City of a Thousand Dolls
CITY OF A THOUSAND DOLLS, set in a kind of post-apocalyptic fantasy world, sets out to solve two mysteries. One is a series of murders taking place in the eponymous city, a place where girls are abandoned as infants if their families have already had their allotted two children. They are left in the City to be raised into healers or musicians, wives or mistresses, or even assassins --- whichever discipline they excel at. The other is the mystery of our protagonist, Nisha, a misfit with no real place in the City. Though she, like all the other girls around her, has no idea who her parents are, she was abandoned later in her childhood than them, too late to be trained to specialize in any of the City's disciplines. Instead, Nisha became the eyes and ears of the head Matron of the City and as such, gets wrapped up in finding the killer stalking the city before the annual Reedeeming, a ceremony at which Nisha's best friend will become princess of the land. Oh yeah, and she can also talk to cats.
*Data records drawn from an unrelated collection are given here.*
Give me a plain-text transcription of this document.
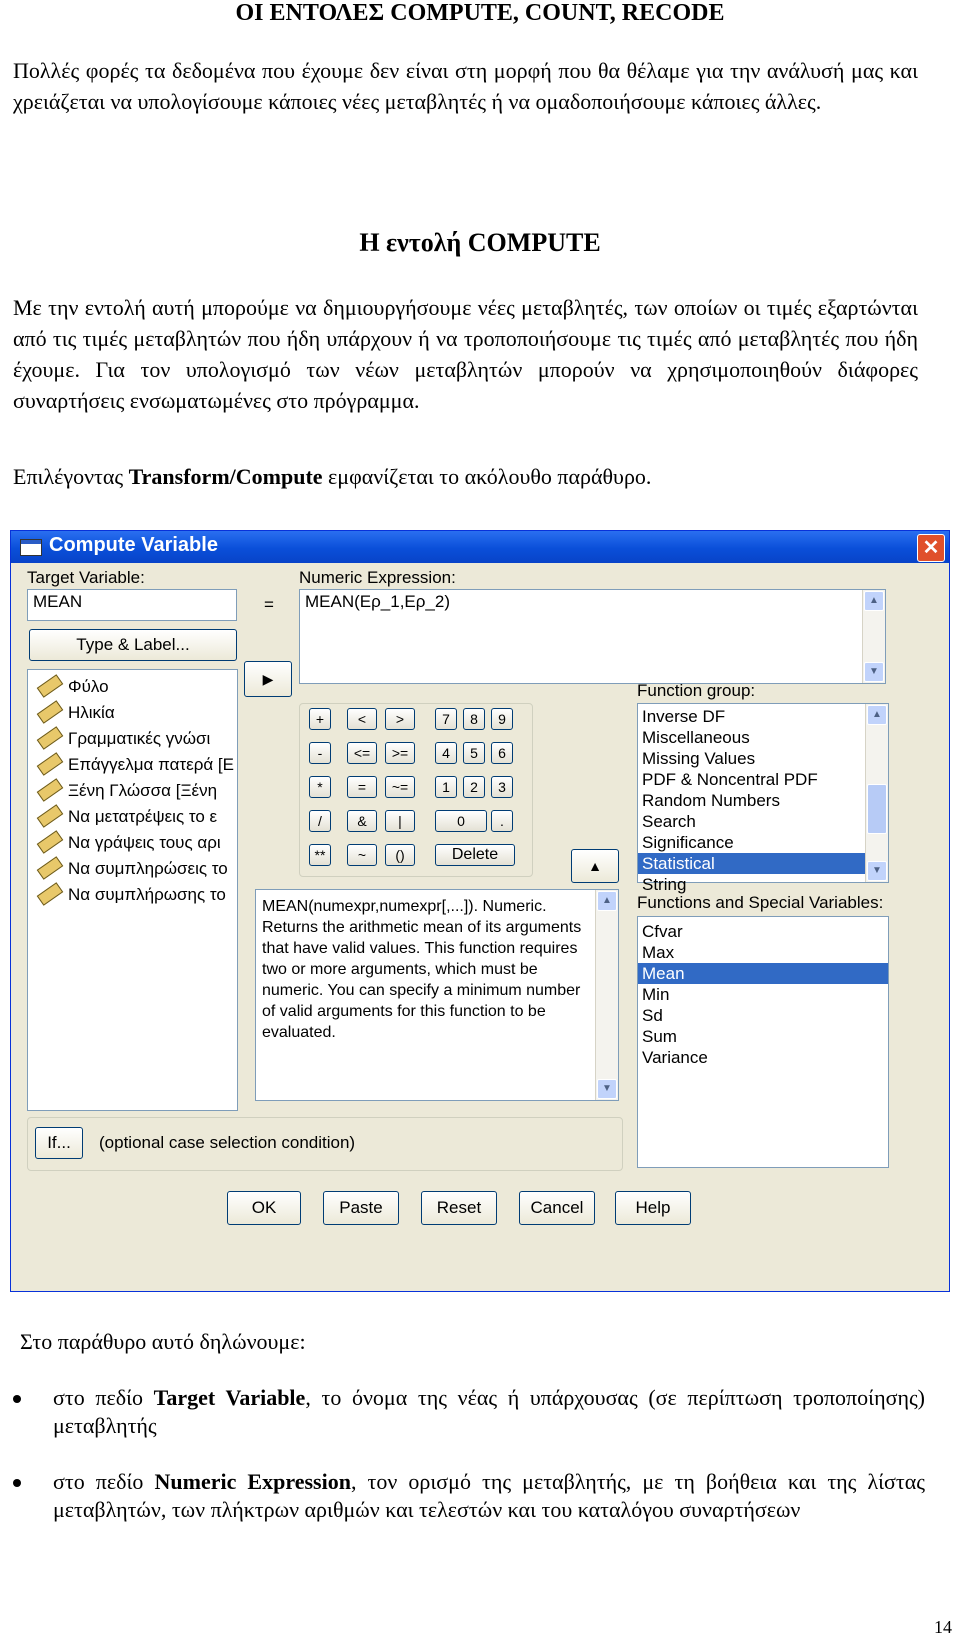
ΟΙ ΕΝΤΟΛΕΣ COMPUTE, COUNT, RECODE

Πολλές φορές τα δεδομένα που έχουμε δεν είναι στη μορφή που θα θέλαμε για την ανάλυσή μας και χρειάζεται να υπολογίσουμε κάποιες νέες μεταβλητές ή να ομαδοποιήσουμε κάποιες άλλες.

Η εντολή COMPUTE

Με την εντολή αυτή μπορούμε να δημιουργήσουμε νέες μεταβλητές, των οποίων οι τιμές εξαρτώνται από τις τιμές μεταβλητών που ήδη υπάρχουν ή να τροποποιήσουμε τις τιμές από μεταβλητές που ήδη έχουμε. Για τον υπολογισμό των νέων μεταβλητών μπορούν να χρησιμοποιηθούν διάφορες συναρτήσεις ενσωματωμένες στο πρόγραμμα.

Επιλέγοντας Transform/Compute εμφανίζεται το ακόλουθο παράθυρο.

Compute Variable	✕
Target Variable:
MEAN	=
Numeric Expression:
MEAN(Ερ_1,Ερ_2)	▲
▼
Type & Label...
▶
Φύλο
Ηλικία
Γραμματικές γνώσι
Επάγγελμα πατερά [Ε
Ξένη Γλώσσα [Ξένη
Να μετατρέψεις το ε
Να γράψεις τους αρι
Να συμπληρώσεις το
Να συμπλήρωσης το
▲
Function group:
Inverse DF
Miscellaneous
Missing Values
PDF & Noncentral PDF
Random Numbers
Search
Significance
Statistical
String
▲
▼
MEAN(numexpr,numexpr[,...]). Numeric. Returns the arithmetic mean of its arguments that have valid values. This function requires two or more arguments, which must be numeric. You can specify a minimum number of valid arguments for this function to be evaluated.
▲
▼
Functions and Special Variables:
Cfvar
Max
Mean
Min
Sd
Sum
Variance
If...	(optional case selection condition)
OK	Paste	Reset	Cancel	Help
+	<	>	7	8	9
-	<=	>=	4	5	6
*	=	~=	1	2	3
/	&	|	0	.
**	~	()	Delete

Στο παράθυρο αυτό δηλώνουμε:

στο πεδίο Target Variable, το όνομα της νέας ή υπάρχουσας (σε περίπτωση τροποποίησης) μεταβλητής
στο πεδίο Numeric Expression, τον ορισμό της μεταβλητής, με τη βοήθεια και της λίστας μεταβλητών, των πλήκτρων αριθμών και τελεστών και του καταλόγου συναρτήσεων
14
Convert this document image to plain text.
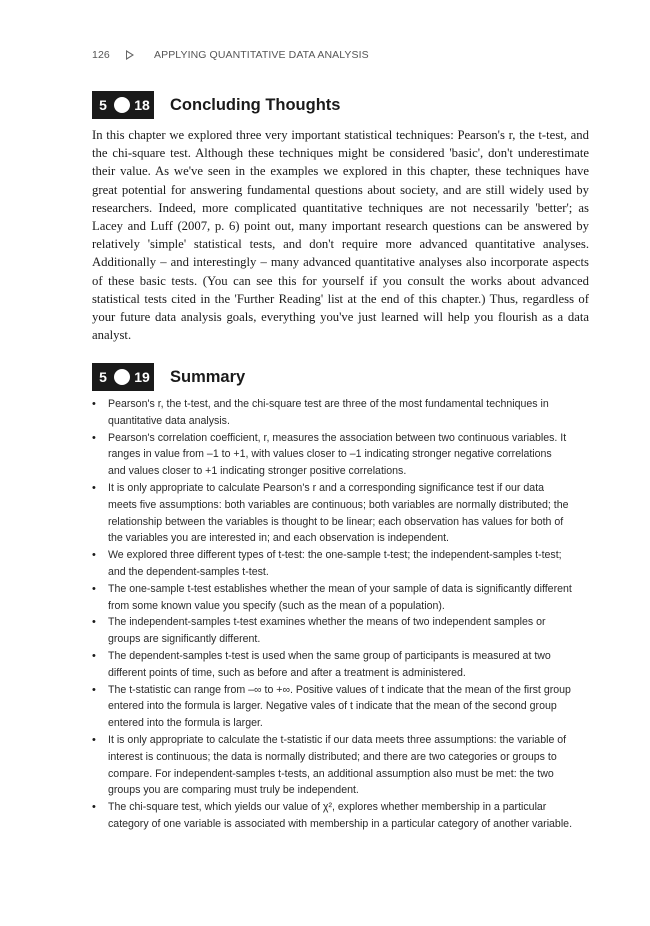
126	APPLYING QUANTITATIVE DATA ANALYSIS
5	18 Concluding Thoughts

In this chapter we explored three very important statistical techniques: Pearson's r, the t-test, and the chi-square test. Although these techniques might be considered 'basic', don't underestimate their value. As we've seen in the examples we explored in this chapter, these techniques have great potential for answering fundamental questions about society, and are still widely used by researchers. Indeed, more complicated quantitative techniques are not necessarily 'better'; as Lacey and Luff (2007, p. 6) point out, many important research questions can be answered by relatively 'simple' statistical tests, and don't require more advanced quantitative analyses. Additionally – and interestingly – many advanced quantitative analyses also incorporate aspects of these basic tests. (You can see this for yourself if you consult the works about advanced statistical tests cited in the 'Further Reading' list at the end of this chapter.) Thus, regardless of your future data analysis goals, everything you've just learned will help you flourish as a data analyst.

5	19 Summary
• Pearson's r, the t-test, and the chi-square test are three of the most fundamental techniques in quantitative data analysis.
• Pearson's correlation coefficient, r, measures the association between two continuous variables. It ranges in value from –1 to +1, with values closer to –1 indicating stronger negative correlations and values closer to +1 indicating stronger positive correlations.
• It is only appropriate to calculate Pearson's r and a corresponding significance test if our data meets five assumptions: both variables are continuous; both variables are normally distributed; the relationship between the variables is thought to be linear; each observation has values for both of the variables you are interested in; and each observation is independent.
• We explored three different types of t-test: the one-sample t-test; the independent-samples t-test; and the dependent-samples t-test.
• The one-sample t-test establishes whether the mean of your sample of data is significantly different from some known value you specify (such as the mean of a population).
• The independent-samples t-test examines whether the means of two independent samples or groups are significantly different.
• The dependent-samples t-test is used when the same group of participants is measured at two different points of time, such as before and after a treatment is administered.
• The t-statistic can range from –∞ to +∞. Positive values of t indicate that the mean of the first group entered into the formula is larger. Negative vales of t indicate that the mean of the second group entered into the formula is larger.
• It is only appropriate to calculate the t-statistic if our data meets three assumptions: the variable of interest is continuous; the data is normally distributed; and there are two categories or groups to compare. For independent-samples t-tests, an additional assumption also must be met: the two groups you are comparing must truly be independent.
• The chi-square test, which yields our value of χ², explores whether membership in a particular category of one variable is associated with membership in a particular category of another variable.
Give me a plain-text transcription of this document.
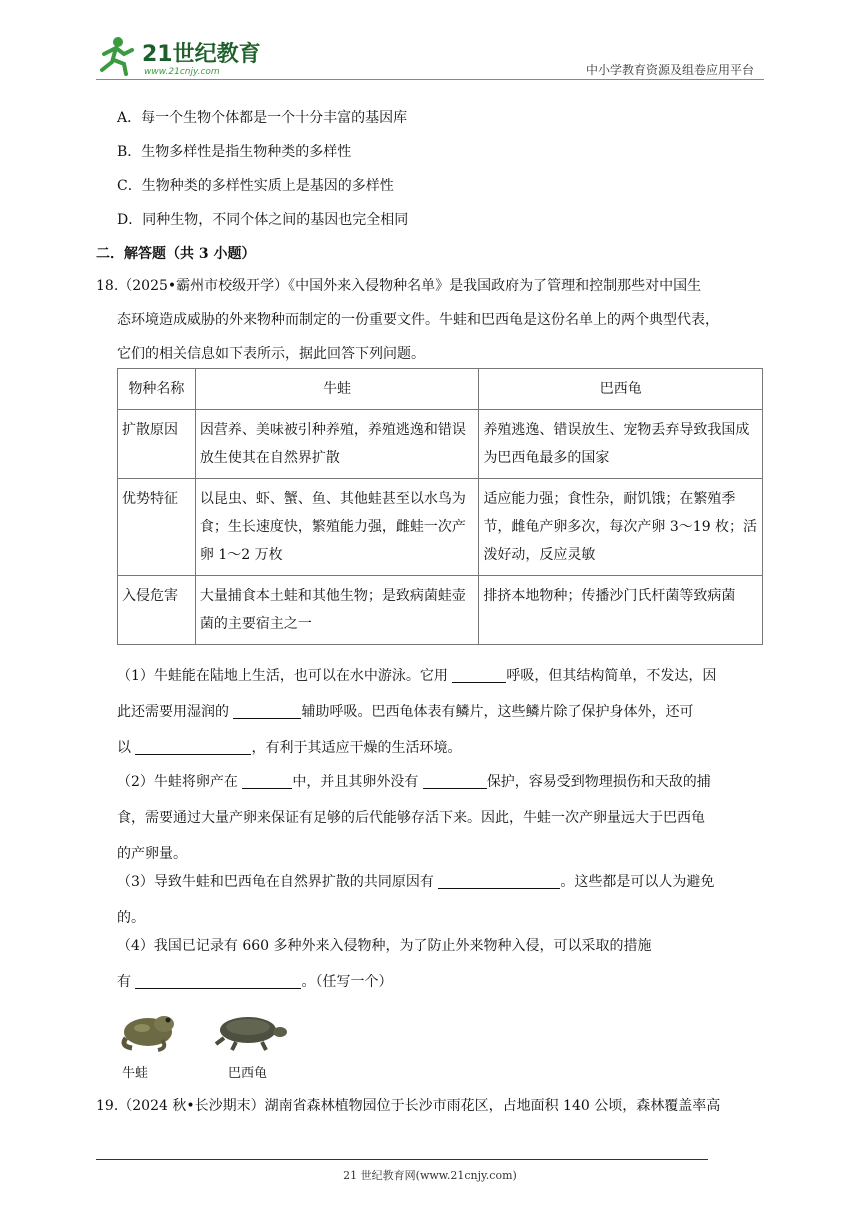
21世纪教育
www.21cnjy.com	中小学教育资源及组卷应用平台
A．每一个生物个体都是一个十分丰富的基因库
B．生物多样性是指生物种类的多样性
C．生物种类的多样性实质上是基因的多样性
D．同种生物，不同个体之间的基因也完全相同
二．解答题（共 3 小题）
18.（2025•霸州市校级开学）《中国外来入侵物种名单》是我国政府为了管理和控制那些对中国生
态环境造成威胁的外来物种而制定的一份重要文件。牛蛙和巴西龟是这份名单上的两个典型代表，
它们的相关信息如下表所示，据此回答下列问题。
物种名称	牛蛙	巴西龟
扩散原因	因营养、美味被引种养殖，养殖逃逸和错误放生使其在自然界扩散	养殖逃逸、错误放生、宠物丢弃导致我国成为巴西龟最多的国家
优势特征	以昆虫、虾、蟹、鱼、其他蛙甚至以水鸟为食；生长速度快，繁殖能力强，雌蛙一次产卵 1～2 万枚	适应能力强；食性杂，耐饥饿；在繁殖季节，雌龟产卵多次，每次产卵 3～19 枚；活泼好动，反应灵敏
入侵危害	大量捕食本土蛙和其他生物；是致病菌蛙壶菌的主要宿主之一	排挤本地物种；传播沙门氏杆菌等致病菌
（1）牛蛙能在陆地上生活，也可以在水中游泳。它用	呼吸，但其结构简单，不发达，因
此还需要用湿润的	辅助呼吸。巴西龟体表有鳞片，这些鳞片除了保护身体外，还可
以	，有利于其适应干燥的生活环境。
（2）牛蛙将卵产在	中，并且其卵外没有	保护，容易受到物理损伤和天敌的捕
食，需要通过大量产卵来保证有足够的后代能够存活下来。因此，牛蛙一次产卵量远大于巴西龟
的产卵量。
（3）导致牛蛙和巴西龟在自然界扩散的共同原因有	。这些都是可以人为避免
的。
（4）我国已记录有 660 多种外来入侵物种，为了防止外来物种入侵，可以采取的措施
有	。（任写一个）
牛蛙	巴西龟
19.（2024 秋•长沙期末）湖南省森林植物园位于长沙市雨花区，占地面积 140 公顷，森林覆盖率高
21 世纪教育网(www.21cnjy.com)
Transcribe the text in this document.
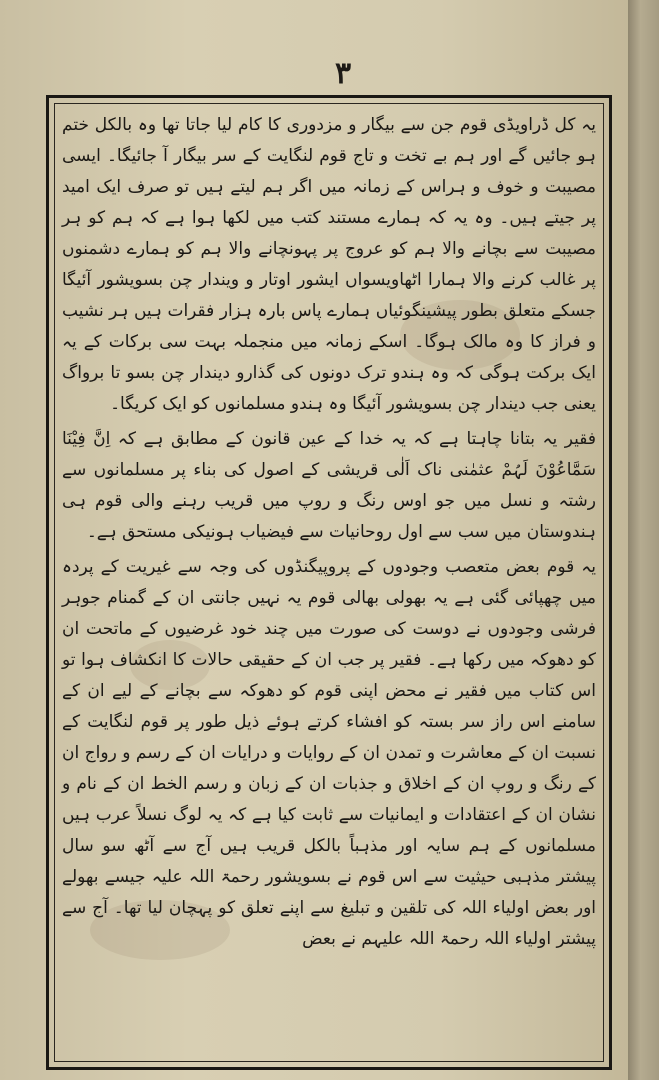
۳

یہ کل ڈراویڈی قوم جن سے بیگار و مزدوری کا کام لیا جاتا تھا وہ بالکل ختم ہو جائیں گے اور ہم بے تخت و تاج قوم لنگایت کے سر بیگار آ جائیگا۔ ایسی مصیبت و خوف و ہراس کے زمانہ میں اگر ہم لیتے ہیں تو صرف ایک امید پر جیتے ہیں۔ وہ یہ کہ ہمارے مستند کتب میں لکھا ہوا ہے کہ ہم کو ہر مصیبت سے بچانے والا ہم کو عروج پر پہونچانے والا ہم کو ہمارے دشمنوں پر غالب کرنے والا ہمارا اٹھاویسواں ایشور اوتار و ویندار چن بسویشور آئیگا جسکے متعلق بطور پیشینگوئیاں ہمارے پاس بارہ ہزار فقرات ہیں ہر نشیب و فراز کا وہ مالک ہوگا۔ اسکے زمانہ میں منجملہ بہت سی برکات کے یہ ایک برکت ہوگی کہ وہ ہندو ترک دونوں کی گذارو دیندار چن بسو تا برواگ یعنی جب دیندار چن بسویشور آئیگا وہ ہندو مسلمانوں کو ایک کریگا۔

فقیر یہ بتانا چاہتا ہے کہ یہ خدا کے عین قانون کے مطابق ہے کہ اِنَّ فِیْنَا سَمَّاعُوْنَ لَہُمْ عثمٰنی ناک اَلٰی قریشی کے اصول کی بناء پر مسلمانوں سے رشتہ و نسل میں جو اوس رنگ و روپ میں قریب رہنے والی قوم ہی ہندوستان میں سب سے اول روحانیات سے فیضیاب ہونیکی مستحق ہے۔

یہ قوم بعض متعصب وجودوں کے پروپیگنڈوں کی وجہ سے غیریت کے پردہ میں چھپائی گئی ہے یہ بھولی بھالی قوم یہ نہیں جانتی ان کے گمنام جوہر فرشی وجودوں نے دوست کی صورت میں چند خود غرضیوں کے ماتحت ان کو دھوکہ میں رکھا ہے۔ فقیر پر جب ان کے حقیقی حالات کا انکشاف ہوا تو اس کتاب میں فقیر نے محض اپنی قوم کو دھوکہ سے بچانے کے لیے ان کے سامنے اس راز سر بستہ کو افشاء کرتے ہوئے ذیل طور پر قوم لنگایت کے نسبت ان کے معاشرت و تمدن ان کے روایات و درایات ان کے رسم و رواج ان کے رنگ و روپ ان کے اخلاق و جذبات ان کے زبان و رسم الخط ان کے نام و نشان ان کے اعتقادات و ایمانیات سے ثابت کیا ہے کہ یہ لوگ نسلاً عرب ہیں مسلمانوں کے ہم سایہ اور مذہباً بالکل قریب ہیں آج سے آٹھ سو سال پیشتر مذہبی حیثیت سے اس قوم نے بسویشور رحمۃ اللہ علیہ جیسے بھولے اور بعض اولیاء اللہ کی تلقین و تبلیغ سے اپنے تعلق کو پہچان لیا تھا۔ آج سے پیشتر اولیاء اللہ رحمۃ اللہ علیہم نے بعض
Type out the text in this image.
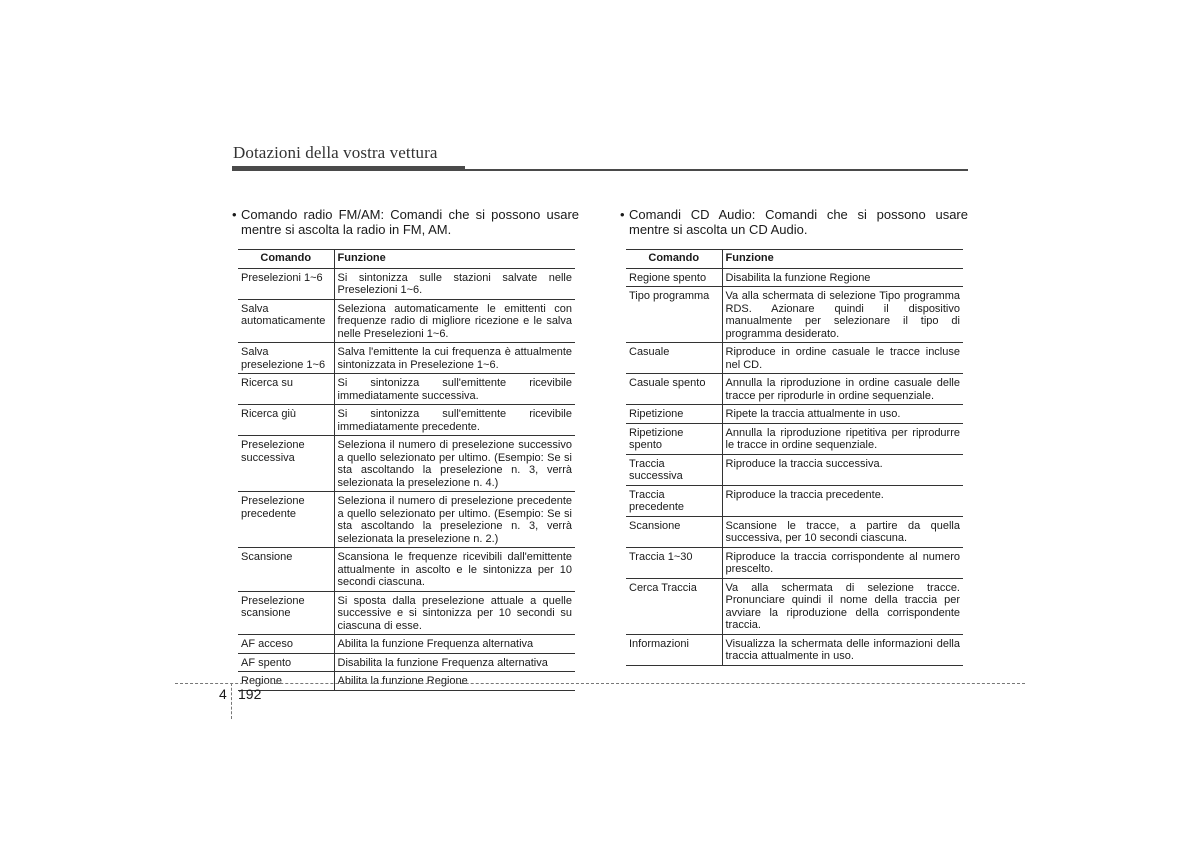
Dotazioni della vostra vettura
• Comando radio FM/AM: Comandi che si possono usare mentre si ascolta la radio in FM, AM.
• Comandi CD Audio: Comandi che si possono usare mentre si ascolta un CD Audio.
Comando	Funzione
Preselezioni 1~6	Si sintonizza sulle stazioni salvate nelle Preselezioni 1~6.
Salva automaticamente	Seleziona automaticamente le emittenti con frequenze radio di migliore ricezione e le salva nelle Preselezioni 1~6.
Salva preselezione 1~6	Salva l'emittente la cui frequenza è attualmente sintonizzata in Preselezione 1~6.
Ricerca su	Si sintonizza sull'emittente ricevibile immediatamente successiva.
Ricerca giù	Si sintonizza sull'emittente ricevibile immediatamente precedente.
Preselezione successiva	Seleziona il numero di preselezione successivo a quello selezionato per ultimo. (Esempio: Se si sta ascoltando la preselezione n. 3, verrà selezionata la preselezione n. 4.)
Preselezione precedente	Seleziona il numero di preselezione precedente a quello selezionato per ultimo. (Esempio: Se si sta ascoltando la preselezione n. 3, verrà selezionata la preselezione n. 2.)
Scansione	Scansiona le frequenze ricevibili dall'emittente attualmente in ascolto e le sintonizza per 10 secondi ciascuna.
Preselezione scansione	Si sposta dalla preselezione attuale a quelle successive e si sintonizza per 10 secondi su ciascuna di esse.
AF acceso	Abilita la funzione Frequenza alternativa
AF spento	Disabilita la funzione Frequenza alternativa
Regione	Abilita la funzione Regione
Comando	Funzione
Regione spento	Disabilita la funzione Regione
Tipo programma	Va alla schermata di selezione Tipo programma RDS. Azionare quindi il dispositivo manualmente per selezionare il tipo di programma desiderato.
Casuale	Riproduce in ordine casuale le tracce incluse nel CD.
Casuale spento	Annulla la riproduzione in ordine casuale delle tracce per riprodurle in ordine sequenziale.
Ripetizione	Ripete la traccia attualmente in uso.
Ripetizione spento	Annulla la riproduzione ripetitiva per riprodurre le tracce in ordine sequenziale.
Traccia successiva	Riproduce la traccia successiva.
Traccia precedente	Riproduce la traccia precedente.
Scansione	Scansione le tracce, a partire da quella successiva, per 10 secondi ciascuna.
Traccia 1~30	Riproduce la traccia corrispondente al numero prescelto.
Cerca Traccia	Va alla schermata di selezione tracce. Pronunciare quindi il nome della traccia per avviare la riproduzione della corrispondente traccia.
Informazioni	Visualizza la schermata delle informazioni della traccia attualmente in uso.
4 192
"Miriam Forster imbues her fantasy land with a rich and interesting history, full of just the types of power struggles, revolutions and mysterious creatures you'd expect in any fantasy novel worth its salt."
If this sounds at all silly, let me promise you it is not. Miriam Forster imbues her fantasy land with a rich and interesting history, full of just the types of power struggles, revolutions and mysterious creatures you'd expect in any fantasy novel worth its salt. The characters are also well-drawn: Nisha is headstrong, yet caring, and her relationships with the Matron of the City, her Doll friends and her cat protectors show her to be protective and loyal, even when she makes poor or uninformed decisions. The supporting characters, even the very minor ones, are memorable and interesting, with the exception of Nisha's love interest, Devan, a nobleman she meets with in secret.
Another strength of CITY OF A THOUSAND DOLLS is that the two plots --- the murder mystery and the mystery of Nisha's heritage --- are well balanced and equally interesting, though the murder mystery is more suspenseful. Some of the twists involved when we find out more about Nisha's past are predictable, though the fact that Nisha is a great character saves them from being boring. However, the murder mystery is one that leaves you guessing until the murderer is actually revealed, and Nisha's quest to find the killer is one that allows her and the reader to find out more about the interesting history, make-up and government of Nisha's land and of the City itself. It is truly this mystery, as well as the captivating fantasy world Miriam Forster creates, that makes City of a Thousand Dolls a unique must-read.